The API call I'm using is:
http://{hostname}.compute.internal:8800/nifi-api/processors/{processorID}/diagnostics
I'm making the API call using:
- generate flowfile processor containing a list of URLs
- splitJSON proc to separate URLs out into separate flowfiles
- EvaluateJSON proc to place URLs into flowfile attributes
- Invoke HTTP to hit Nifi's processors endpoint using above structure
This flow works fine, but introduces a significant amount of raw data into the file flow (and the content repo) than I'd like, especially considering there is just one metric I'd like to collect from each proc (component.processorStatus.aggregateSnapshot.bytesOut). I've tried a few methods to include SQL query in message body, but the result is always the same, the endpoint returns the full 576 KB of diagnostics per proc.

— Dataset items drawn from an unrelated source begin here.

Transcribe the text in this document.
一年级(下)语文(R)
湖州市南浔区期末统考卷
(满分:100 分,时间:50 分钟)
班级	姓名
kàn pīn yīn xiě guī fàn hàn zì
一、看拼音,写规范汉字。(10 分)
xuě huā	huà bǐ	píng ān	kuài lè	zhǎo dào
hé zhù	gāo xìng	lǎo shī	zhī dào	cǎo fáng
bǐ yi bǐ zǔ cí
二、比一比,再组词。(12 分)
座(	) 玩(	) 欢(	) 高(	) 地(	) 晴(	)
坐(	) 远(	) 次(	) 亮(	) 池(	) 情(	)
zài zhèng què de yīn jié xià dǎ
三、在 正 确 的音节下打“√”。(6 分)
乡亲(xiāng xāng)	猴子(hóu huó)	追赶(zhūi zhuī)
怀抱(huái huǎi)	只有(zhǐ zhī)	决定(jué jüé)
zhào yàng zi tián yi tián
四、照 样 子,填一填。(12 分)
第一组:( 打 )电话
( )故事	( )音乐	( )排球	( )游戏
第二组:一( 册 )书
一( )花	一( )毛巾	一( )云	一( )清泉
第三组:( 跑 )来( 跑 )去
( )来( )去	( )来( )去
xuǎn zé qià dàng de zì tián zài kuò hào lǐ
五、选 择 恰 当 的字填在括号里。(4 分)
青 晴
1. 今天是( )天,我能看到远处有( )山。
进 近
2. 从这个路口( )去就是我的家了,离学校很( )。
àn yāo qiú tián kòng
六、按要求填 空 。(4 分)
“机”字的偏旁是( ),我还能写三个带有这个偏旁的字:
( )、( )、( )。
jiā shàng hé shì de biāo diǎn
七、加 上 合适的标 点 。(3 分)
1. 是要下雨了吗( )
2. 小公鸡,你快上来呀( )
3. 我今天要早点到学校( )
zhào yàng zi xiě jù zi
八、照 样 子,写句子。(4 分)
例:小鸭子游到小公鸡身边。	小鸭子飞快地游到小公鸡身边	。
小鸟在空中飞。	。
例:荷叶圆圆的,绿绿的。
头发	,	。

Has anyone attempted to hit this endpoint with a tailored GET call that brings back just one field of data?
I've also been able to achieve the desired effect using a combo of ExecuteStreamCommand invoking a bash script containing a curl call piped into jq to filter the result to the one field, but this proved non-performant (takes several seconds to run multiplied by dozens of API calls every few minutes), so I'd like to avoid that approach if at all possible.